Even for those who are not convinced by the Bayesian brain hypothesis, the concept is proving a useful starting point for research. Mandelbaum says: “At this point, it's more an idea guiding a research programme than a specific hypothesis about how cognition works.”

Bayesian brain theories are used as part of rational analysis, which involves developing models of cognition based on a starting assumption of rationality, seeing whether they work, then reviewing them. Tom Griffiths says: “It turns out using this approach for making models of cognition works quite well. Even though there are ways that we deviate from Bayesian inference, the basic ideas behind it are right.”

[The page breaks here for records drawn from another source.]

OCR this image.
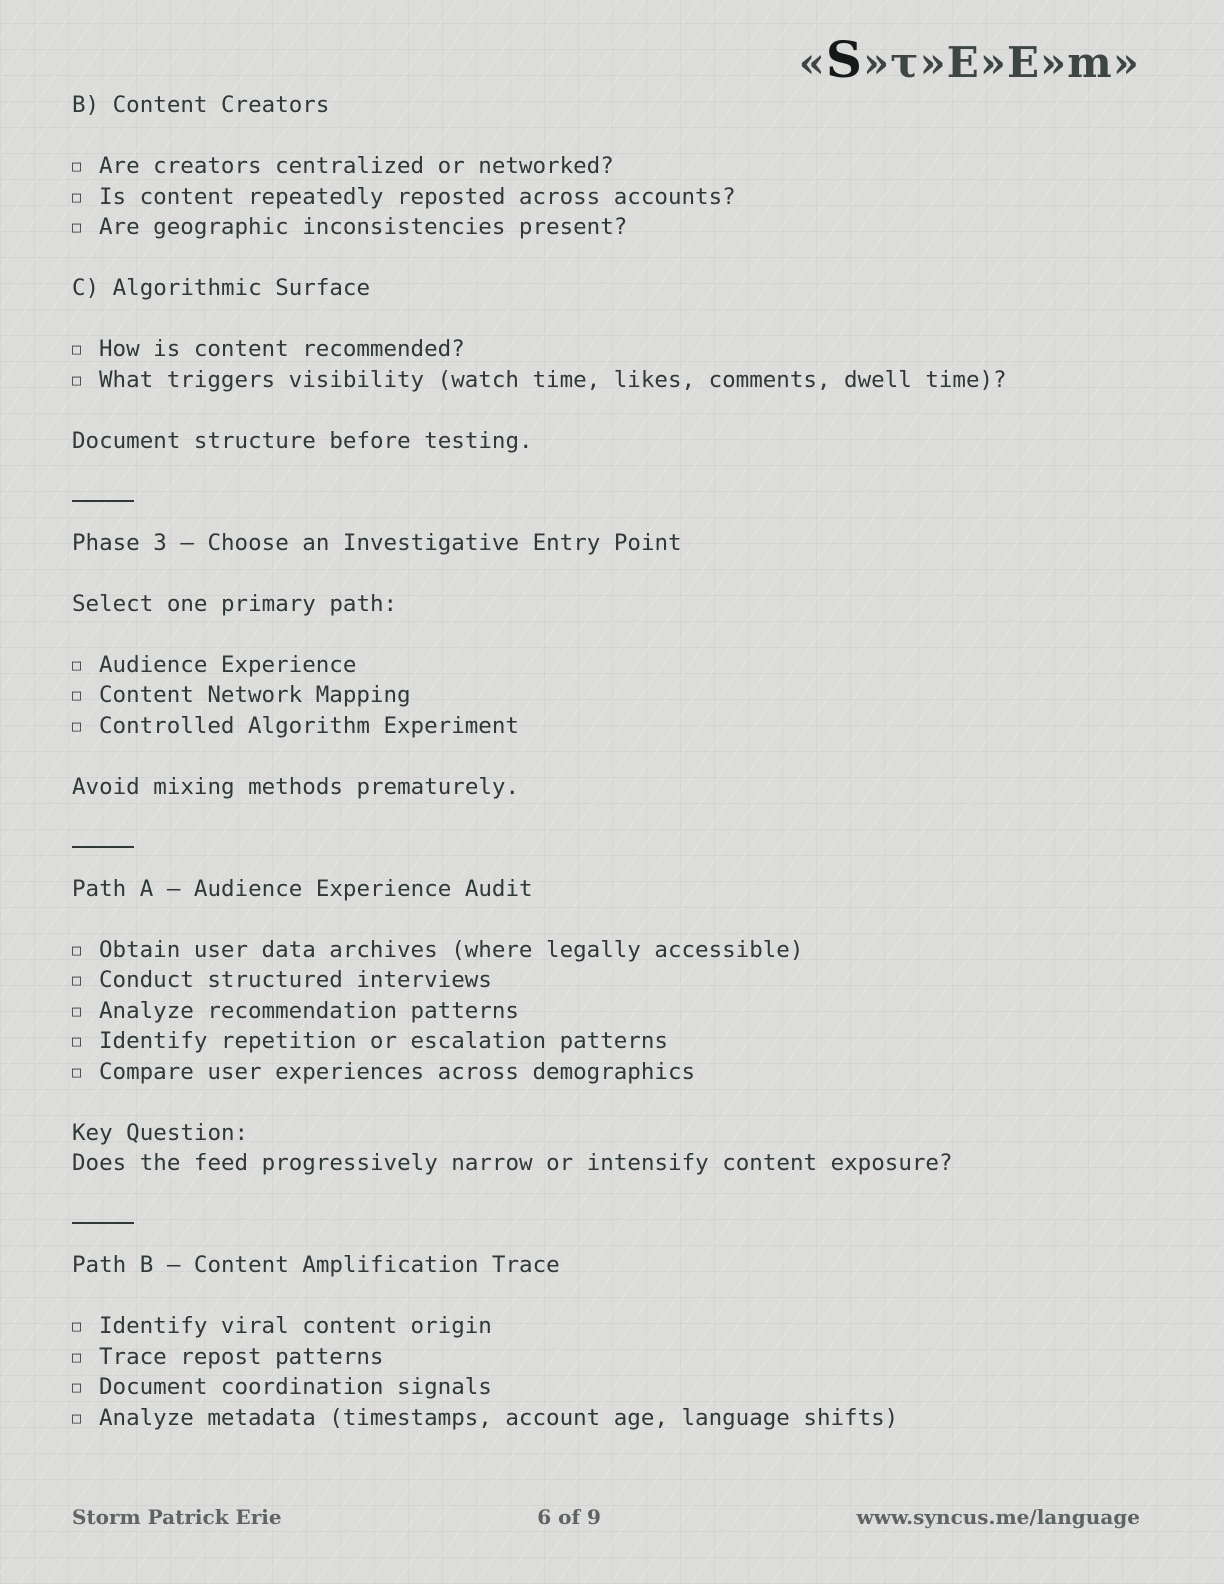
«S»τ»E»E»m»
B) Content Creators
□ Are creators centralized or networked?
□ Is content repeatedly reposted across accounts?
□ Are geographic inconsistencies present?
C) Algorithmic Surface
□ How is content recommended?
□ What triggers visibility (watch time, likes, comments, dwell time)?
Document structure before testing.
Phase 3 — Choose an Investigative Entry Point
Select one primary path:
□ Audience Experience
□ Content Network Mapping
□ Controlled Algorithm Experiment
Avoid mixing methods prematurely.
Path A — Audience Experience Audit
□ Obtain user data archives (where legally accessible)
□ Conduct structured interviews
□ Analyze recommendation patterns
□ Identify repetition or escalation patterns
□ Compare user experiences across demographics
Key Question:
Does the feed progressively narrow or intensify content exposure?
Path B — Content Amplification Trace
□ Identify viral content origin
□ Trace repost patterns
□ Document coordination signals
□ Analyze metadata (timestamps, account age, language shifts)
Storm Patrick Erie	6 of 9	www.syncus.me/language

So the idea of the Bayesian brain is a gift to researchers because it “gives us a tool for understanding what the brain should be doing,” says Griffiths. And for a lot of what the brain does, Bayesian inference remains “the best game in town in terms of a characterisation of what that ideal solution looks like”.

References
  • 1Blakemore, S. J., Wolpert, D. and Frith, C. (2000) Why can't you tickle yourself? NeuroReport, 11 (11), R11–16.
  • 2Téglás, E., Vul, E., Girotto, V., Gonzalez, M., Tenenbaum, J. B. and Bonatti, L. L. (2001) Pure reasoning in 12‐month‐old infants as probabilistic inference. Science, 332(6033), 1054–1059.
  • 3Griffiths, T. L. and Tenenbaum, J. B. (2006) Optimal predictions in everyday cognition. Psychological Science, 17(9), 767–773.
  • 4Christian, B. and Griffiths, T. (2016) Algorithms to Live By. London: William Collins.
  • 5Marcus, G. F. and Davis, E. (2013) How robust are probabilistic models of higher‐level cognition? Psychological Science, 24(12), 2351–2360.
  • 6Matthews, R. (2005) Why do people believe weird things? Significance, 2(4), 182–185.

How is it that a diagnostic test that claims to be 99% accurate can still give a wrong diagnosis 50% of the time? In testing for a rare condition, we scan 10 000 people. Only 1% (100 people) have the condition; 9900 do not. Of the 100 people who do have the disease, a 99% accurate test will detect 99 of the true cases, leaving one false negative. But a 99% accurate test will also produce false positives at the rate of 1%. So, of the 9900 people who do not have the condition, 1% (99 people) will be told erroneously that they do have it. The total number of positive tests is therefore 198, of which only half are genuine. Thus the probability that a positive test result from this “99% accurate” test is a true positive is only 50%.